Tikhonov regularization for polynomial approximation problems in Gauss quadrature points

This paper is concerned with the introduction of Tikhonov regularization into least squares approximation scheme on [-1, 1] by orthonormal polynomials, in order to handle noisy data. This scheme includes interpolation and hyperinterpolation as special cases. With Gauss quadrature points employed as nodes, coefficients of the approximation polynomial with respect to given basis are derived in an entry-wise closed form. Under interpolatory conditions, the solution to the regularized approximation problem is rewritten in forms of two kinds of barycentric interpolation formulae, by introducing only a multiplicative correction factor into both classical barycentric formulae.

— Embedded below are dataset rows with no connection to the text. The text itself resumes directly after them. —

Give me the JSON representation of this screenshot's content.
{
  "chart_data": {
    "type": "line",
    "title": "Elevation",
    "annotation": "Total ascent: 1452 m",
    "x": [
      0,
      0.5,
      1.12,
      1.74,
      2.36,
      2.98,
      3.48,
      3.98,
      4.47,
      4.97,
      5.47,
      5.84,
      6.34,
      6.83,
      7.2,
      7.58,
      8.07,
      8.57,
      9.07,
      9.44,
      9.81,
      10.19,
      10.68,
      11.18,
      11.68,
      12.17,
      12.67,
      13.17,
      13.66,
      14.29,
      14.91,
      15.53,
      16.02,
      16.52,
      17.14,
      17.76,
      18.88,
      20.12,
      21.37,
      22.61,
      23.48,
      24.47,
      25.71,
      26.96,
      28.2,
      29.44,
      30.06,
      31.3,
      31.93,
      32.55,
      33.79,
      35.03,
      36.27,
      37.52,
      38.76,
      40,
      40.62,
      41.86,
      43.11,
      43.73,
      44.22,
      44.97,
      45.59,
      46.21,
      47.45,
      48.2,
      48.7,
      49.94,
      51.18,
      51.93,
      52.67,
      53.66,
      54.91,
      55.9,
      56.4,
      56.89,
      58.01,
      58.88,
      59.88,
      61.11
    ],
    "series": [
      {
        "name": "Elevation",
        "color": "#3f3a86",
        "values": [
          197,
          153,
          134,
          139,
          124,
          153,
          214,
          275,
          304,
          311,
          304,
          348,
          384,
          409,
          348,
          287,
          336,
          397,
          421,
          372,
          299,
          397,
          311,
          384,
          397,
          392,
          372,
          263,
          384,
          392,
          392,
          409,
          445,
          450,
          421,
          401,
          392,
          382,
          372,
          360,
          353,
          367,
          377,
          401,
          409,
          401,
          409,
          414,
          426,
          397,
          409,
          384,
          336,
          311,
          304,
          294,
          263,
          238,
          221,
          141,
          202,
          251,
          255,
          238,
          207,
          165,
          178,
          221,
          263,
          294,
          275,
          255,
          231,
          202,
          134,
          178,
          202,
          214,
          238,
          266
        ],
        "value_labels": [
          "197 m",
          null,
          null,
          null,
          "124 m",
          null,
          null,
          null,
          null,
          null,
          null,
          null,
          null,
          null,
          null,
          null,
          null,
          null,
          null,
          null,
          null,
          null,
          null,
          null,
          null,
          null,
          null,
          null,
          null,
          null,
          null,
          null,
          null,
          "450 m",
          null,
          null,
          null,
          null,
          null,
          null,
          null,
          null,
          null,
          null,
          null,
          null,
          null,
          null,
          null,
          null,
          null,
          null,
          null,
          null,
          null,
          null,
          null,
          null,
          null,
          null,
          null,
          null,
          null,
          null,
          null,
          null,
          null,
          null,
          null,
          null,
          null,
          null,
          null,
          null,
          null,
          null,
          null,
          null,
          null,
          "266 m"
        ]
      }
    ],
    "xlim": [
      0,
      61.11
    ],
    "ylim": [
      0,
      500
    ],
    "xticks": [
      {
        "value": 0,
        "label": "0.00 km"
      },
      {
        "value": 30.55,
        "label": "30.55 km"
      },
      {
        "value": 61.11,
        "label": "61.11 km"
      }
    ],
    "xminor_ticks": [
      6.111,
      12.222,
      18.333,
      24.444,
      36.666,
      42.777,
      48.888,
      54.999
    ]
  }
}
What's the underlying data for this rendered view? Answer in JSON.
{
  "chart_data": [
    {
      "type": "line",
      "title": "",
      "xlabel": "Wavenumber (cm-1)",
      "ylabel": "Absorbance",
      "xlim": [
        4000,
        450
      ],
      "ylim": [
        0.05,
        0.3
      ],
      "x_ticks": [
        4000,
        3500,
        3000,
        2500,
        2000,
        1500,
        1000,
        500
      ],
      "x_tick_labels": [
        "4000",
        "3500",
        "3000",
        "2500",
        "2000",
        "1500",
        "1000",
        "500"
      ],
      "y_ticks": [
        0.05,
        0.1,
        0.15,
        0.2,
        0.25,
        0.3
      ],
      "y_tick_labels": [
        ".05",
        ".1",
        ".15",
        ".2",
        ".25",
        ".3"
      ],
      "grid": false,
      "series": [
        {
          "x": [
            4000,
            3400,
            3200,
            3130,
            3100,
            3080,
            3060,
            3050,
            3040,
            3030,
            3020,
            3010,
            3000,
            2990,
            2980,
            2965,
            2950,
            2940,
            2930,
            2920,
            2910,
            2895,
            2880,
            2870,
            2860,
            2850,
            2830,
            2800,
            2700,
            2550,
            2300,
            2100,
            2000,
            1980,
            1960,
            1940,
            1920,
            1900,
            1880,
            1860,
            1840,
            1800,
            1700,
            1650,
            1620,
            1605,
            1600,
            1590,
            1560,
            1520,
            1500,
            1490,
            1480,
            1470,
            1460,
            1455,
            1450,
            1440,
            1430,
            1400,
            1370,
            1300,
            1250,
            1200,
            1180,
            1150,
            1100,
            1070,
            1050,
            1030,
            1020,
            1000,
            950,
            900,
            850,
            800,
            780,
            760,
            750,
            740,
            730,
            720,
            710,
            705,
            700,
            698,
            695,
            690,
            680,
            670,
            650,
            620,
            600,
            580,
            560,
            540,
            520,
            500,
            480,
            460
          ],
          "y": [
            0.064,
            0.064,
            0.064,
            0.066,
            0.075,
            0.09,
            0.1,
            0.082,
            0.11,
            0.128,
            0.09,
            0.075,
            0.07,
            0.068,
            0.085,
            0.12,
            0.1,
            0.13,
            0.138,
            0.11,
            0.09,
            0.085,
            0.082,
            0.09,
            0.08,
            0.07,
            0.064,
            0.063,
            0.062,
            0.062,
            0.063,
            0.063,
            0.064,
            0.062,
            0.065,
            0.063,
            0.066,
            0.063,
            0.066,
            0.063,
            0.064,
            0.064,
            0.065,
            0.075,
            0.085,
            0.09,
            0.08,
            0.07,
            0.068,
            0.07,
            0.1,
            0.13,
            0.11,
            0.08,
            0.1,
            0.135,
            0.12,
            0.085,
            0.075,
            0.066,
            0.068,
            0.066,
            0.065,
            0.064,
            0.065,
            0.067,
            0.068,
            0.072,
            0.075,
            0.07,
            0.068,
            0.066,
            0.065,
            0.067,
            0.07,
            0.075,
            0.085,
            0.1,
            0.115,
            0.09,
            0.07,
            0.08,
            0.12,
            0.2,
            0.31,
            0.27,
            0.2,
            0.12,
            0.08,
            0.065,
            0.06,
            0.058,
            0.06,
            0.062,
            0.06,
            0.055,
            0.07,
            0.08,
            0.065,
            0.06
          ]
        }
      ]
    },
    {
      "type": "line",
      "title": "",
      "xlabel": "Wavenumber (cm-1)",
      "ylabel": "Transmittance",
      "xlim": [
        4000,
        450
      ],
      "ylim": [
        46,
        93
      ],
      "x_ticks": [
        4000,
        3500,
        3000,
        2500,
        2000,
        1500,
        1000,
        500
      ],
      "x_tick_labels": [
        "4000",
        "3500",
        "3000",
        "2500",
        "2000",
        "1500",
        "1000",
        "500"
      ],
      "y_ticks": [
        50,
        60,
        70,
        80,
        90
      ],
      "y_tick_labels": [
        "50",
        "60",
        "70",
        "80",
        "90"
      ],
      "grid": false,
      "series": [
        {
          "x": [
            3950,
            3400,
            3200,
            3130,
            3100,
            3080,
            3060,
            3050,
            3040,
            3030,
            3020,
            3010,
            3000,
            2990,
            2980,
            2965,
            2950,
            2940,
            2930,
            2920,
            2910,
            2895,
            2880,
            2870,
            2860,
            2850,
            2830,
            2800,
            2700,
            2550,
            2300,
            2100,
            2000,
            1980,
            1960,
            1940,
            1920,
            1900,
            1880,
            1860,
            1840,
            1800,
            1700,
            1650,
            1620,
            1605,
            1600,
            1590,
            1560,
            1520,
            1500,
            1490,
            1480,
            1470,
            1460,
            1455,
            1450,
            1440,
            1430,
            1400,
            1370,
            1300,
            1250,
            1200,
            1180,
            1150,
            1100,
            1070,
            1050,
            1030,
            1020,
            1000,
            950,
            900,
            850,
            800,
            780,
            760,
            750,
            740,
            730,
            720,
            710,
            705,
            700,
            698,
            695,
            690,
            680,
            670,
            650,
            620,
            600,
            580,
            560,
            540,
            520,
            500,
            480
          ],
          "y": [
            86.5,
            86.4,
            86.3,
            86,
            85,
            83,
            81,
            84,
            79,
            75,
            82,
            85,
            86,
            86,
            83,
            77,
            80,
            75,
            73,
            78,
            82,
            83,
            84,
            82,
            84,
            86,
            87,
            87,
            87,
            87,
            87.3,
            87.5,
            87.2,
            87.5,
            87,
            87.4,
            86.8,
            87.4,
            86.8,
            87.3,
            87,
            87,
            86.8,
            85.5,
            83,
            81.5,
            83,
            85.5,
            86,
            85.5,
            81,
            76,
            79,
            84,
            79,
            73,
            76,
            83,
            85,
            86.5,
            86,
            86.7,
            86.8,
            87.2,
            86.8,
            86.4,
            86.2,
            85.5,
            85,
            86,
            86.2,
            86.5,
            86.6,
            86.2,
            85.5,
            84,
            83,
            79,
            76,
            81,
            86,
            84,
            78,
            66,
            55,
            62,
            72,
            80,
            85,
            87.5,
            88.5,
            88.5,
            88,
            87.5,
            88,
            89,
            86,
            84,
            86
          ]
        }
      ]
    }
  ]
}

An L-2 error bound and a uniform error bound are derived, providing similar information that Tikhonov regularization is able to reduce the operator norm (Lebesgue constant) and the error term related to the level of noise, both by multiplying a correction factor which is less than one. Numerical examples show the benefits of Tikhonov regularization when data is noisy or data size is relatively small.

Automated summary

This paper introduces the application of Tikhonov regularization in least squares approximation using orthonormal polynomials to handle noisy data. By utilizing Gauss quadrature points as nodes, coefficients of the approximation polynomial are derived and error bounds are provided. Tikhonov regularization is shown to reduce the operator norm and error term related to noise level by introducing a correction factor.